“That’s nothing, master,” said an old sailor who stood near; “it’s the pilchards coming in, that’s all.”
“Too loud,” said the Captain.
There was a rather anxious pause; then the Captain stepped on to the quay, and the others followed him.
“Do talk to him—Jimmy,” said Anthea as they went; “you can find out all sorts of things for your friend’s book.”
“Please excuse me,” he said earnestly. “If I talk I shall wake up; and besides, I can’t understand what he says.”
No one else could think of anything to say, so that it was in complete silence that they followed the Captain up the marble steps and through the streets of the town. There were streets and shops and houses and markets.
“It’s just like Babylon,” whispered Jane, “only everything’s perfectly different.”
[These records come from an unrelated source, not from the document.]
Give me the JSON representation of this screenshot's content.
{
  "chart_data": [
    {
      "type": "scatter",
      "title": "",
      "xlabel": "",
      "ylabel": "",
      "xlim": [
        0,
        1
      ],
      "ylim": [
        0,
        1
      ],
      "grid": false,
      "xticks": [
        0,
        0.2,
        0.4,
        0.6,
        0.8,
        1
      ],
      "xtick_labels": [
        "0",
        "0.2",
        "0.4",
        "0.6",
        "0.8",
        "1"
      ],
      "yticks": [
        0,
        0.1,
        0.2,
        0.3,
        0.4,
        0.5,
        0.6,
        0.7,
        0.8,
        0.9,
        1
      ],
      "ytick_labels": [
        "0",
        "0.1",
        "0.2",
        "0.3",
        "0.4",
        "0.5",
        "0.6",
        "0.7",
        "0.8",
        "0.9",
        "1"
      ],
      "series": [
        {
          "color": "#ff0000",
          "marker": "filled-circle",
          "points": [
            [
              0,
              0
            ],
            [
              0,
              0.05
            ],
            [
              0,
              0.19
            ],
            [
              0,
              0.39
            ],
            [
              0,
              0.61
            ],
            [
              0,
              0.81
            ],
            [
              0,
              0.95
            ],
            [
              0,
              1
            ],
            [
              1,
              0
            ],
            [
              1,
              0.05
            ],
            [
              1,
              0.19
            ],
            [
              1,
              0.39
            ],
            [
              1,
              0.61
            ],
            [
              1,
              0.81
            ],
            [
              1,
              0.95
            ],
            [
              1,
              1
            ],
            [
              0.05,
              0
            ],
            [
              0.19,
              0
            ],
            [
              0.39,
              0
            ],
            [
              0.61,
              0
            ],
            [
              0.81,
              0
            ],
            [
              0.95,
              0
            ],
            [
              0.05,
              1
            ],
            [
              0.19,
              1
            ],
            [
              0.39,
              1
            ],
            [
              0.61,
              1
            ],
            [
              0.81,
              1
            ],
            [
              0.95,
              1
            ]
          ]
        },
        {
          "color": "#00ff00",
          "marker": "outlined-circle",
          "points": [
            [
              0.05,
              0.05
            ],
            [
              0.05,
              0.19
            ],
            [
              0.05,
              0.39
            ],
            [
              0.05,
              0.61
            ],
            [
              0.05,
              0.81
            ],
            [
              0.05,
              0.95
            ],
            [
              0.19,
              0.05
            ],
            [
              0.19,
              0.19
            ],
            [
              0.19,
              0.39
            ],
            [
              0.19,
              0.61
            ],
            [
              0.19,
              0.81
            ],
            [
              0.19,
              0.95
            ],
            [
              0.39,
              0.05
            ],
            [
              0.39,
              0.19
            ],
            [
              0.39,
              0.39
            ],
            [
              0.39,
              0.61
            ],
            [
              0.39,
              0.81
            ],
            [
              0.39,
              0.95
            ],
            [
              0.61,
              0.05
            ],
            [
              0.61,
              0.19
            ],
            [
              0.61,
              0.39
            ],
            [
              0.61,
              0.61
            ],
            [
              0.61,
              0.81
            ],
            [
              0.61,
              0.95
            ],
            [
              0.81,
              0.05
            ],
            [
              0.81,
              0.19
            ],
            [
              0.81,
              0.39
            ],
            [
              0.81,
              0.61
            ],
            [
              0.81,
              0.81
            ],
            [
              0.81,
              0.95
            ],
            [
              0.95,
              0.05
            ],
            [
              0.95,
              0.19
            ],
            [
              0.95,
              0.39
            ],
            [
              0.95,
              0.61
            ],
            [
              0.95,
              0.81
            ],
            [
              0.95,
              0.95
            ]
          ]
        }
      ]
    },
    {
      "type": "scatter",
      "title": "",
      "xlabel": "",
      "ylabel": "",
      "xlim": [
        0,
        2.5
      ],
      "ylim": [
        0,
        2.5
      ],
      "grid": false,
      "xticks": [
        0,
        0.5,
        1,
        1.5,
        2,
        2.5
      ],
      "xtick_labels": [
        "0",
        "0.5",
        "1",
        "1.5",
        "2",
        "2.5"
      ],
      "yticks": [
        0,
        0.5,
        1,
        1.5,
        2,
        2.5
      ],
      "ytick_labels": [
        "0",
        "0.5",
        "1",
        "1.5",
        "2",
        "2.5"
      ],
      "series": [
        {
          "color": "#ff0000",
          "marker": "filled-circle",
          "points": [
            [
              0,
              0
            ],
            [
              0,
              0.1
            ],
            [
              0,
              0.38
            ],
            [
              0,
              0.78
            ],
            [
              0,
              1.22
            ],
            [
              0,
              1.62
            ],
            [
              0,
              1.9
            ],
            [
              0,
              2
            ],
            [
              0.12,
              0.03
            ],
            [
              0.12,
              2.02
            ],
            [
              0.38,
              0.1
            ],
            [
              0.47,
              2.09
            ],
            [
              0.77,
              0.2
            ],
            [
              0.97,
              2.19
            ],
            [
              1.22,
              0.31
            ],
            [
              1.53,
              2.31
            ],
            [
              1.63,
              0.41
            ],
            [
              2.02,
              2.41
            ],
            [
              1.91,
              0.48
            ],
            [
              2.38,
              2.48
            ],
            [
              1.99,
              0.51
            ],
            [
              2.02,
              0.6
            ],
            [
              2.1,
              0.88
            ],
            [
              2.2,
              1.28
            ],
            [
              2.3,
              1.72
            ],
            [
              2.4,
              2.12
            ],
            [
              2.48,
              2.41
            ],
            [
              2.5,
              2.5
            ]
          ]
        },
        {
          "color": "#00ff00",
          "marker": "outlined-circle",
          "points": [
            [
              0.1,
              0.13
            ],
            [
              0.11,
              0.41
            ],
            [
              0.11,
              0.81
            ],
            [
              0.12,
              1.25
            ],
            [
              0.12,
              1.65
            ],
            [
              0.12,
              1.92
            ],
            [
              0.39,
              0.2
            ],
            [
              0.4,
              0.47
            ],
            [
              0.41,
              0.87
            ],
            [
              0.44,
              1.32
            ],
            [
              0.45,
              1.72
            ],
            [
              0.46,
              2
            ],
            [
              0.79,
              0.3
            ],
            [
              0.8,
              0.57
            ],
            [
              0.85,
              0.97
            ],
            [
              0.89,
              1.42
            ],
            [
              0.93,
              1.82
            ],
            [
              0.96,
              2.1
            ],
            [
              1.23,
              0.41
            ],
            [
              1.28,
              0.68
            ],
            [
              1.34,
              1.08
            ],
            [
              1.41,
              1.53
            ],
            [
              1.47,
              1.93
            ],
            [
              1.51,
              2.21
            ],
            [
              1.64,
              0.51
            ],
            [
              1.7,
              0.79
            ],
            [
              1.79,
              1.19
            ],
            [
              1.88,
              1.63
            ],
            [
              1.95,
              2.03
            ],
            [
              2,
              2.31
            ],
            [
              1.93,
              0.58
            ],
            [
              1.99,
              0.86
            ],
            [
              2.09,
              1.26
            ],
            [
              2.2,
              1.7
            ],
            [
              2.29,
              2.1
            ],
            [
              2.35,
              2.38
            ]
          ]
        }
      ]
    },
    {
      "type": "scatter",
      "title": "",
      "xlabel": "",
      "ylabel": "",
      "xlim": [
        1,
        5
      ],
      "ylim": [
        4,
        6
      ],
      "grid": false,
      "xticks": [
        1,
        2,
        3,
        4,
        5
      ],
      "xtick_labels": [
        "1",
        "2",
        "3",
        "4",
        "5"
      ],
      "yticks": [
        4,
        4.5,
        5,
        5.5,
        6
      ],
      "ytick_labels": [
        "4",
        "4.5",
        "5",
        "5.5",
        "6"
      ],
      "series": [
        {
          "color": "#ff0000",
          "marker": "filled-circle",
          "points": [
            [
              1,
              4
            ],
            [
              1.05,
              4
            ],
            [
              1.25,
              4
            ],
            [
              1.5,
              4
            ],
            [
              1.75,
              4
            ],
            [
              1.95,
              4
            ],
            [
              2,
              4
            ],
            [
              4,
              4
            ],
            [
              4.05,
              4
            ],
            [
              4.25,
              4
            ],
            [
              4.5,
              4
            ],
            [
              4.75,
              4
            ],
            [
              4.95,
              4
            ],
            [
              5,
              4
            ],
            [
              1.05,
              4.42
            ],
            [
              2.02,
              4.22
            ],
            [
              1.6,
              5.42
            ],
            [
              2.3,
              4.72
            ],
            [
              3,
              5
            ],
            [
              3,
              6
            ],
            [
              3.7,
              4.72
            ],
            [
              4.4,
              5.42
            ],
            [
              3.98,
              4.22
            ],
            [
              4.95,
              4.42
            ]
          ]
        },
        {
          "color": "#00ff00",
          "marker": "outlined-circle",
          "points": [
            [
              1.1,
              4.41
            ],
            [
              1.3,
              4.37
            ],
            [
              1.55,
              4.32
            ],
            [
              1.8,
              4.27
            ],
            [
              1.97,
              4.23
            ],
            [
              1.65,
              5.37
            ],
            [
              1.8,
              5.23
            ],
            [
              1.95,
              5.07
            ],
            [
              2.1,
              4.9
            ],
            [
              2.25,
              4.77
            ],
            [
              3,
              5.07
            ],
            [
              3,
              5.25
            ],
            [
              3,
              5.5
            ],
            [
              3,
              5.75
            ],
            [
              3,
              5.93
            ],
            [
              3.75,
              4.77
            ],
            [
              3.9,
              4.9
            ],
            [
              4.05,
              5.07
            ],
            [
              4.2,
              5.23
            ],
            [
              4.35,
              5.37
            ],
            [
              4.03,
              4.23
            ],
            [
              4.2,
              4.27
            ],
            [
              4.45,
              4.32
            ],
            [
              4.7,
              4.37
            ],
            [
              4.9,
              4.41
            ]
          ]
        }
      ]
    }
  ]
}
“It’s a great comfort the ten Kings have been properly brought up—to be kind to strangers,” Anthea whispered to Cyril.
“Yes,” he said, “no deepest dungeons here.”
There were no horses or chariots in the street, but there were handcarts and low trolleys running on thick log-wheels, and porters carrying packets on their heads, and a good many of the people were riding on what looked like elephants, only the great beasts were hairy, and they had not that mild expression we are accustomed to meet on the faces of the elephants at the Zoo.